Ibn Sînâ (nom transformé en Aven Sînâ dans les traductions hébraïques, puis en Avicenne dans les traductions latines) compte parmi les nombreux Iraniens rattachés à la littérature arabe parce qu’ils écrivirent leurs plus importants ouvrages en cette langue. Il naquit aux environs de Bokhara (980) et passa sa jeunesse dans l’étude. D’une intelligence surprenante, il acquit presque en se jouant la connaissance des sciences alors connues. Mais la lecture qu’il fit des œuvres du philosophe arabe al-Farabi, vers l’âge de 17 ans, décida de son activité intellectuelle, désormais partagée entre médecine et philosophie. A la mème époque, il guérit d’une maladie le prince samanide Nouh ben Mançour — ce qui décida de sa fortune — et se mit à écrire. Résidant successivement à la cour des princes de Djordjân, de Reyy, de Hamadhân et d’Ispahan, il fut deux fois vizir. Son existence agitée ne l’empècha point de composer une série d’œuvres, dont certaines (rédigées en arabe) — le Qânoun fî’t-tibb, encyclopédie médicale, et le Kitâb as-Chifâ, encyclopédie philosophique comprenant les sciences exactes et les sciences sociales — sont des monuments de l’esprit humain, à la fois par la vigueur de la pensée et par la ferme netteté du style. Avec l’iranien Bîrouni, Avicenne se tient au point culminant du moyen âge islamique, le premier par ses talents d’observateur méthodique, le second par son extraordinaire capacité de raisonnement et de composition. L’influence médicale d’Avicenne se fit sentir en occident jusqu’au XVIIe siècle ; l’orient la subit encore. En métaphysique, il tenta d’accommoder la théologie musulmane avec la métaphysique d’Aristote à laquelle s’ajoutent des éléments néoplatoniciens ; sa théorie de l’âme le conduisit à la mystique — non doctrine de renoncement dictée par le cœur, comme plus tard celle de Ghazali, mais doctrine d’illumination intérieure due à la raison, donc de caractère néoplatonicien ; cette mystique lui inspira un poème et plusieurs opuscules arabes fort remarquables.

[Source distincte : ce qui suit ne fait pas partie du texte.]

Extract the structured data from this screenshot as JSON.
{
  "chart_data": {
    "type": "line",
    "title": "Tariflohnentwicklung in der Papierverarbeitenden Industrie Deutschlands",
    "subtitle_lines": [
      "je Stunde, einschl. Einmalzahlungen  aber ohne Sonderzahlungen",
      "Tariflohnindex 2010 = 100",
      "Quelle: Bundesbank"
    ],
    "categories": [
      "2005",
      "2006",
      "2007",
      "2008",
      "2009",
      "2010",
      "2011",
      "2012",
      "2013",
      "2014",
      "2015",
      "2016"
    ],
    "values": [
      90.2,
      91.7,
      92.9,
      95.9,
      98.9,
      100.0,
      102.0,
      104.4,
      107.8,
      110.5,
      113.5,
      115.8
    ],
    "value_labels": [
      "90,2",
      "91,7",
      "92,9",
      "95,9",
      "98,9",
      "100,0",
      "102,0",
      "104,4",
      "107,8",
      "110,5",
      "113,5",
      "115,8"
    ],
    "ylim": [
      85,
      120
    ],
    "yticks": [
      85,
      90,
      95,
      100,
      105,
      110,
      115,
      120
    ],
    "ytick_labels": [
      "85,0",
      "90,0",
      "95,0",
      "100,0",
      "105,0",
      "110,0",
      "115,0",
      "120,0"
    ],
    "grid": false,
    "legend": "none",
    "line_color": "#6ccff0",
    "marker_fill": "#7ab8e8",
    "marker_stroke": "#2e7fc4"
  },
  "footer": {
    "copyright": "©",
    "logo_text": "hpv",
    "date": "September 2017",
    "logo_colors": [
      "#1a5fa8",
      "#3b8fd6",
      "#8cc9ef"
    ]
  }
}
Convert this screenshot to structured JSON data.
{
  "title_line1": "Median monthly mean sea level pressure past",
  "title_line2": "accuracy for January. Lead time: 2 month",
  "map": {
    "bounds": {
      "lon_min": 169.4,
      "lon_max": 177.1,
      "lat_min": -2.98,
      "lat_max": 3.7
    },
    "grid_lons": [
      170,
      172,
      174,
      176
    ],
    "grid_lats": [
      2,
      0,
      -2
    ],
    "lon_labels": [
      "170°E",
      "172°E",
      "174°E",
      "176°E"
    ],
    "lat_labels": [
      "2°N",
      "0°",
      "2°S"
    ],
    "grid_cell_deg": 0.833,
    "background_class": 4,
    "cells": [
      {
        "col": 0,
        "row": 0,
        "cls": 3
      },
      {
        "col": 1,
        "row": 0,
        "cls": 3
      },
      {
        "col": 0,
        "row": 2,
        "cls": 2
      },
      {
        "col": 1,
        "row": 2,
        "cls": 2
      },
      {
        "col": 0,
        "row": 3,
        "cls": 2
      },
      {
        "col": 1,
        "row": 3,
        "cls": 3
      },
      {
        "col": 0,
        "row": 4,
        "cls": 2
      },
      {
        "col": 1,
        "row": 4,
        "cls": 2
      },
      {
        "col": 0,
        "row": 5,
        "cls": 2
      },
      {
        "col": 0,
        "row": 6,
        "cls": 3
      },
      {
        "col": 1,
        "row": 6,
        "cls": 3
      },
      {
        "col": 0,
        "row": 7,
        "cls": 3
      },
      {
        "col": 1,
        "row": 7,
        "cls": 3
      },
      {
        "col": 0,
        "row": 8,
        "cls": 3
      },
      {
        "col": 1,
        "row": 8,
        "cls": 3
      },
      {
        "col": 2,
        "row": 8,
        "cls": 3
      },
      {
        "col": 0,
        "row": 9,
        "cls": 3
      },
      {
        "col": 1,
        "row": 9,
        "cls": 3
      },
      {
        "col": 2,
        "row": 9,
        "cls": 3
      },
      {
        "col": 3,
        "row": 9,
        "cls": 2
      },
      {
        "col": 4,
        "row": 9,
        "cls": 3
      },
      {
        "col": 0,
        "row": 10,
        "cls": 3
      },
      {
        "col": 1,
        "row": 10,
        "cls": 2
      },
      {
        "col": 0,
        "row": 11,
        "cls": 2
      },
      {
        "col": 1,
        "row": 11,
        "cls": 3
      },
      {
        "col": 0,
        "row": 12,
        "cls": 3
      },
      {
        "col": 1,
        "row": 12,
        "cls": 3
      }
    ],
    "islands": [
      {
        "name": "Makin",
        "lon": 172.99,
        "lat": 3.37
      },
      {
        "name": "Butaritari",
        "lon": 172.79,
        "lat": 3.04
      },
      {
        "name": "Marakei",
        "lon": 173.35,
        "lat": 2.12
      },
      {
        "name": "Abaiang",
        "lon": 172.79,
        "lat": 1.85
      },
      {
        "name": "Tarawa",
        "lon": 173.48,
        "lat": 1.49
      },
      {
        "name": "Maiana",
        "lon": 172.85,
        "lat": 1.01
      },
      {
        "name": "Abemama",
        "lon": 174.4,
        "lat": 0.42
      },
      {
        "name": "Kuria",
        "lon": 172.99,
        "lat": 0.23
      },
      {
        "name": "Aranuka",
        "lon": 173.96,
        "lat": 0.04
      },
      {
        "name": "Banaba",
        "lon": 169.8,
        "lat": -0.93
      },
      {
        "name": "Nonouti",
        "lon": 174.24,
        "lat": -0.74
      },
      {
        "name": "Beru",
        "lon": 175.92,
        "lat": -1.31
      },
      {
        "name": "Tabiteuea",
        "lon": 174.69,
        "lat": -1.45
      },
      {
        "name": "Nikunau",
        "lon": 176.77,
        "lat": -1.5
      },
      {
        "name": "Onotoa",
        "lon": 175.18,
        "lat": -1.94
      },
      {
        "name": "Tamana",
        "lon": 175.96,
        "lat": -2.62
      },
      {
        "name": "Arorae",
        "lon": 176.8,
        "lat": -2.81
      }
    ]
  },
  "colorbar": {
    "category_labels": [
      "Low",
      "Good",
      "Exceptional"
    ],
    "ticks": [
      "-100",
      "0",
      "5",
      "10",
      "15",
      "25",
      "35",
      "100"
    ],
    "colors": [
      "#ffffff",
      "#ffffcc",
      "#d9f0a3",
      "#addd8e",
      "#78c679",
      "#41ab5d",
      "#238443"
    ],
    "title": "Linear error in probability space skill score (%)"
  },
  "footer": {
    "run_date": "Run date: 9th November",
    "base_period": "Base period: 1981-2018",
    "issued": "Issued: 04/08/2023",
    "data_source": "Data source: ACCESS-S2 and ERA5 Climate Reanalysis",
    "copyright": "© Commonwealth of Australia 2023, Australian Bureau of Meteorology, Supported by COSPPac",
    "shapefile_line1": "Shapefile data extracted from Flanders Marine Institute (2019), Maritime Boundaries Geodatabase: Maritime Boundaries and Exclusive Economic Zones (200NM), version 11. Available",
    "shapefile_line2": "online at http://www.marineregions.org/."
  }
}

En langue persane, on lui attribue plusieurs robâ’î — forme littéraire très favorable à la concentration de sa pensée. D’autre part, dans les dernières années de sa vie, résidant à la cour de Alâ-od-Dowla, prince bouïde d’Ispahan, il écrivit sur son ordre un résumé persan de sa philosophie : Hekmat-è-Alâï ou Daneschnâmè-yè Alâï (La philosophie à Alâ), édité à Téhéran, dont l’extrait suivant définit le contenu. Au cours d’une expédition que le prince bouïde mena contre Hamadhan, Avicenne tomba malade et fut inhumé dans cette ville (1037). Le temps a respecté le tombeau de ce grand homme.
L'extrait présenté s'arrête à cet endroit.